When at all diseased the glenoidal surface of the navicular bone should be curetted, even to the extent of the removal of the whole of the cartilage. A healthy, granulating surface is thus insured.
The above figure from Gutenacker's 'Hufkrankheiten' explains shortly the position of the operation wound and the structures involved, rendering further description unnecessary here.
The operation ended, the dressing follows. Upon this depends very largely the ultimate recovery of the patient, for it is only by careful attention and suitable dressings that effectual repair of the injured structures may be brought about.
A light shoe is first tacked on to the foot, and those portions of the horny sole that have been allowed to remain dressed with Venice turpentine, tar, or other thickly-adherent antiseptic.
The exposed soft tissues are then dressed with pledgets of tow[A] soaked in alcohol and carbolic acid. This dressing must be allowed to remain in position, and is kept there by means of a bandage, or the shoe with plates (Fig. 55) and a bandage over it. No pressure is needed; consequently, the pledgets of tow must not be too thick.
[Footnote A: When using tow in the form of a pad, it is well to remember that many small balls of the material rolled lightly in the palm of the hand and afterwards massed together are far better than one large pad of the tow taken without this preparation. The irregularities of the wound are better fitted, and the whole dressing easier remains in situ (H.C.R.).]
In the after-dressing of the wound careful attention must be paid to the granulating surface. Where tending to become too vigorous in growth it should be held in check by suitable caustic dressings. At the same time it must be remembered that the granulating process of repair is always more rapid upon the plantar cushion and fleshy sole than upon the bone, or upon tendinous or cartilaginous structures. As a result of this we have a wound showing various aspects of cicatrization. Healthy granulation may be profuse in one spot, while in another it may be checked either by a flow of synovia from the still open bursa, or by fragments of bone or of tendon still acting as foreign bodies in the wound. These latter may be readily detected by their standing out as dark and uncovered spots in the healthy granulation around, and should be at once removed.
The time that an operation wound of this description takes to heal—and that without complication—is from one to two or three months. Continuation of pain and intensity of lameness are not to be taken as indications of failure. The reparative inflammation in the synovial membrane is quite sufficient to induce pain severe enough to prevent the animal from placing his foot to the ground for some weeks, even though the progress of the case, all unknown, may be all that is desired. So long as a great amount of pain is absent, and so long as appetite remains and swellings in the hollow of the heel fail to make their appearance, so long may the progress of the case be deemed satisfactory.
Recorded Case of the Treatment.—A cart-horse, aged six years, was sent to the Alfort School by a veterinary surgeon for having picked up a nail in the hind-foot. Professor Cadiot, judging the necessity for the complete operation, performed it on January 14, and spared the plantar cushion as much as possible. In consequence of the plantar aponeurosis being extensively necrosed, it was advisable to scrape the navicular bone and a part of the semilunar crest. The wound having been washed with a 1 per cent. solution of perchloride of mercury, it was dusted with iodoform and packed with gauze, and covered with a cotton-wool dressing, kept in position by means of a suitable shoe.

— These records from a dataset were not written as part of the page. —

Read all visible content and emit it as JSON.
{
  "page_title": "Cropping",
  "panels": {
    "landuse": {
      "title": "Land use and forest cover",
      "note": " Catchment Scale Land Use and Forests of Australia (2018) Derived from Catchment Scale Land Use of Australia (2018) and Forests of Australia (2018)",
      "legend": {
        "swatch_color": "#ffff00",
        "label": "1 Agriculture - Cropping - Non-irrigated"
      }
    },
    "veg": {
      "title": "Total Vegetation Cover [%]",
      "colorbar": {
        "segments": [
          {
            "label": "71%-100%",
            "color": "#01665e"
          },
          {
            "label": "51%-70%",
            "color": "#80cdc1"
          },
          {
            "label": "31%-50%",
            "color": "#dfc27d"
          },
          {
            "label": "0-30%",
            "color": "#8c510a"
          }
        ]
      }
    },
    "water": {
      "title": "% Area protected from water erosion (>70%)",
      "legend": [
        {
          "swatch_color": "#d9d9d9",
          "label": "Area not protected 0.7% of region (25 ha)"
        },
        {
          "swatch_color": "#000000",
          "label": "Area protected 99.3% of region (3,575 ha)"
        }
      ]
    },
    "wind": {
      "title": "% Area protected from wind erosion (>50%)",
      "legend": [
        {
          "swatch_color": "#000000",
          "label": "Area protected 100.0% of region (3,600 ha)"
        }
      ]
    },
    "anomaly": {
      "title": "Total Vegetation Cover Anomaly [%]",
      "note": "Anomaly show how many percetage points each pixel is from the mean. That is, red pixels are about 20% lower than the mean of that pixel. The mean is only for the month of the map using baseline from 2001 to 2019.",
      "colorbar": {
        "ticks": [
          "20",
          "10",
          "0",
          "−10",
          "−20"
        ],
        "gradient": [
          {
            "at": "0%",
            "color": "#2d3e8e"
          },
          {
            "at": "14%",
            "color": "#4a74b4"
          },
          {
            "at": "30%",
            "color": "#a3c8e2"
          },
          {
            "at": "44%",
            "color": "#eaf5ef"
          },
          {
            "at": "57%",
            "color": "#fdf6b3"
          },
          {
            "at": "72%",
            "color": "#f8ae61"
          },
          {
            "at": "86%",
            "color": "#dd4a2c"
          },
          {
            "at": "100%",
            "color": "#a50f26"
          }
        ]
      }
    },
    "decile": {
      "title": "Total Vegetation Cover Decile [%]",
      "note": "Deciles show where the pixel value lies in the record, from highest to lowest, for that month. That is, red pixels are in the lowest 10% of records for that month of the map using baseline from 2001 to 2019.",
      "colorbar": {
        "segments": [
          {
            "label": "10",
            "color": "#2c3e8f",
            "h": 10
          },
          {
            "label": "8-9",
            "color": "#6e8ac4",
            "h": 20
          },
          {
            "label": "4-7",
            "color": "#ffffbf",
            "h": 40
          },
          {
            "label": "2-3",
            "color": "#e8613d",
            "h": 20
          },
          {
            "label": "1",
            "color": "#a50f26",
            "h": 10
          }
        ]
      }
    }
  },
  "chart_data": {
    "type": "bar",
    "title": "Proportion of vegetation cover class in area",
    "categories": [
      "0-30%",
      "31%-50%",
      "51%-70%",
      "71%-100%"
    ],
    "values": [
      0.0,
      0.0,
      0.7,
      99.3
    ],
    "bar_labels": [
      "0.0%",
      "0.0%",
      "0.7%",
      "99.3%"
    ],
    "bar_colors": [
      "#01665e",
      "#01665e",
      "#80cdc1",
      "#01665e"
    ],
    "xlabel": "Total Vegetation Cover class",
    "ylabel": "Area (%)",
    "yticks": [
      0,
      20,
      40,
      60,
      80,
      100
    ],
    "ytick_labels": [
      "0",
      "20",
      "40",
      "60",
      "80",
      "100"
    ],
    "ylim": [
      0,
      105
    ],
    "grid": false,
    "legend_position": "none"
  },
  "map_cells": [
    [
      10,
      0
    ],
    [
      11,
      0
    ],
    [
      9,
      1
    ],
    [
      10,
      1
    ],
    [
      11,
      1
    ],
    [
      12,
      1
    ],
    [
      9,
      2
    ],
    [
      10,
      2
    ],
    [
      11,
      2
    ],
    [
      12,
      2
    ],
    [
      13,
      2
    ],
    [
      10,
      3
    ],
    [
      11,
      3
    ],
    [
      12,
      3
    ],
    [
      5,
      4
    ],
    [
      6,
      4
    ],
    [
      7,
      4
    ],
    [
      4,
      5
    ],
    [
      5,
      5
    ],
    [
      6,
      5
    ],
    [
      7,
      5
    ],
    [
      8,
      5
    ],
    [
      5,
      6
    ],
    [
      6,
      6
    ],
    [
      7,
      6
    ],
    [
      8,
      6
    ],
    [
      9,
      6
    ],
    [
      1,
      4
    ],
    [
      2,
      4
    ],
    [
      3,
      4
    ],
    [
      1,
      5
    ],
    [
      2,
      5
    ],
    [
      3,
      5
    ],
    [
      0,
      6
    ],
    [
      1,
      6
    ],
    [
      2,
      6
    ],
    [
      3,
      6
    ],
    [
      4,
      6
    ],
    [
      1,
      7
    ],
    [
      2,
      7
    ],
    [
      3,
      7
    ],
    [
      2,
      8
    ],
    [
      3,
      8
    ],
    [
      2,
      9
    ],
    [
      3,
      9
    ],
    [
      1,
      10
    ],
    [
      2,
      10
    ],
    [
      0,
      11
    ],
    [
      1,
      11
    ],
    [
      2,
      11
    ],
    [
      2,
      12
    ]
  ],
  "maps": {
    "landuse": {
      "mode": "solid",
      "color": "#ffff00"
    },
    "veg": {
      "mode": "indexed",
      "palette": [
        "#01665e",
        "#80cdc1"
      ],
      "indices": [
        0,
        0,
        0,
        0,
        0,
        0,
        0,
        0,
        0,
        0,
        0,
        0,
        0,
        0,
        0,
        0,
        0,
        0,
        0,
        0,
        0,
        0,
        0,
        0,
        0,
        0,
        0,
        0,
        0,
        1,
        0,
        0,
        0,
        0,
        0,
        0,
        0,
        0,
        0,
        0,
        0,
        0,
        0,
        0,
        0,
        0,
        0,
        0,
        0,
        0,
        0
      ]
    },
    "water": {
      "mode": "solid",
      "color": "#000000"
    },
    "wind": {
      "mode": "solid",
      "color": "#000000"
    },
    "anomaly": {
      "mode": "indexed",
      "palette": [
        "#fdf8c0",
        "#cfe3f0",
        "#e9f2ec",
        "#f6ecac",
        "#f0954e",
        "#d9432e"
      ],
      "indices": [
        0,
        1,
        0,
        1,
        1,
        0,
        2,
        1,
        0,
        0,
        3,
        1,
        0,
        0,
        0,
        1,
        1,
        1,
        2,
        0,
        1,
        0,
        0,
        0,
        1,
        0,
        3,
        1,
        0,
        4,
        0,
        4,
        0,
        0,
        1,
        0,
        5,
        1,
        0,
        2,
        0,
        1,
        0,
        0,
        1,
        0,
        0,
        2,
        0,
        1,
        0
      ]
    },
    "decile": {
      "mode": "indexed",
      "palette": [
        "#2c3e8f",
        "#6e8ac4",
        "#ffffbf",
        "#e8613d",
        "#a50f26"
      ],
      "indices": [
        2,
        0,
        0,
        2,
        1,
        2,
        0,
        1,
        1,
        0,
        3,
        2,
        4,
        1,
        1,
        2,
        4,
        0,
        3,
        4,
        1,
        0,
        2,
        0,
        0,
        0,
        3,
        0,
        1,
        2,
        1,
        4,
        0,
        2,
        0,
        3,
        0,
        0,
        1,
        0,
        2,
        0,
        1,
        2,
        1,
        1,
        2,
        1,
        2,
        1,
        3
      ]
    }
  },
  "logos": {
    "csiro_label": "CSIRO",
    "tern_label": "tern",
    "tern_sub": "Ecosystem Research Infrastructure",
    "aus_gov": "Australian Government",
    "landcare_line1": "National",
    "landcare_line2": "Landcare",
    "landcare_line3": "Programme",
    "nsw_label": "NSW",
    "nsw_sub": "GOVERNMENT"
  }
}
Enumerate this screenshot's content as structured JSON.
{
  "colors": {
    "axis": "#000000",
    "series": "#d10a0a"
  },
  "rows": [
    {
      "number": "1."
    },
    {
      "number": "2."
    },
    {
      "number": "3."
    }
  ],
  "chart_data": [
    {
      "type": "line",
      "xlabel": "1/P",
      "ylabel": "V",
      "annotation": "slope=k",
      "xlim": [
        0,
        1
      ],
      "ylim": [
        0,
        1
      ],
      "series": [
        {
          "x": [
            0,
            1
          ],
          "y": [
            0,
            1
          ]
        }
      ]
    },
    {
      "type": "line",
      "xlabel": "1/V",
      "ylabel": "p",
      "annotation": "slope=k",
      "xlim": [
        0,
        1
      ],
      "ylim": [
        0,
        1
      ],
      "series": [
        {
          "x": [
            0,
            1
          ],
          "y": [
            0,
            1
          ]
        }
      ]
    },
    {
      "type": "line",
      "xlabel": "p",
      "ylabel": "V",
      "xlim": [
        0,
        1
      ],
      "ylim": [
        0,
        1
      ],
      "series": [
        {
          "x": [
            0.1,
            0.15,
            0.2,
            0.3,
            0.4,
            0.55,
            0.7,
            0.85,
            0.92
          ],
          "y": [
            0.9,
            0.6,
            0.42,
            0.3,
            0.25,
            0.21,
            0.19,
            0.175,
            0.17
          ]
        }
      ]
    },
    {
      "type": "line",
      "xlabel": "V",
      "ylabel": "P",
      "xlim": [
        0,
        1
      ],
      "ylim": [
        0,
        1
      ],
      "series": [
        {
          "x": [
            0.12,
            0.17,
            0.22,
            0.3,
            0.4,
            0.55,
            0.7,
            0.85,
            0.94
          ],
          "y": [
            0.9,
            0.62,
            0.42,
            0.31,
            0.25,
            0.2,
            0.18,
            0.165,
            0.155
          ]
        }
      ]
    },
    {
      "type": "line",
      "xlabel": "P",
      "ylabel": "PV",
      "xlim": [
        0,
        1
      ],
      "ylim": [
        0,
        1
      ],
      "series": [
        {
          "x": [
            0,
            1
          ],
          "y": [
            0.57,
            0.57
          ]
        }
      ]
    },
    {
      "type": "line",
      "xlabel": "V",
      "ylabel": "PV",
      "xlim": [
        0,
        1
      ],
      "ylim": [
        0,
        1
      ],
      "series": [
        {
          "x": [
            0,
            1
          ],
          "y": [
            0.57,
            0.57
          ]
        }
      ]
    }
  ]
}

On January 16 there was no snatching up of the limb when the horse was made to put weight upon it; he ate his food well, and his condition improved every day. On January 21 the dressing was removed; the wound appeared pinky and granular, and there was no suppuration. The clot remaining from the hæmorrhage after the operation was removed, the wound was irrigated with a hot solution of sublimate, and then dusted with iodoform and covered with a dressing of iodoform gauze and absorbent wool. At this date the horse could stand on the injured limb. On January 31 a second dressing was made, and the animal almost walked sound. On February 7 the wound had almost closed up, save in its central part, where there was a small cavity, and the lameness had disappeared. On February 15 the wound had completely healed, and its borders were covered by a layer of thin horn. As the animal was sound it was sent to work.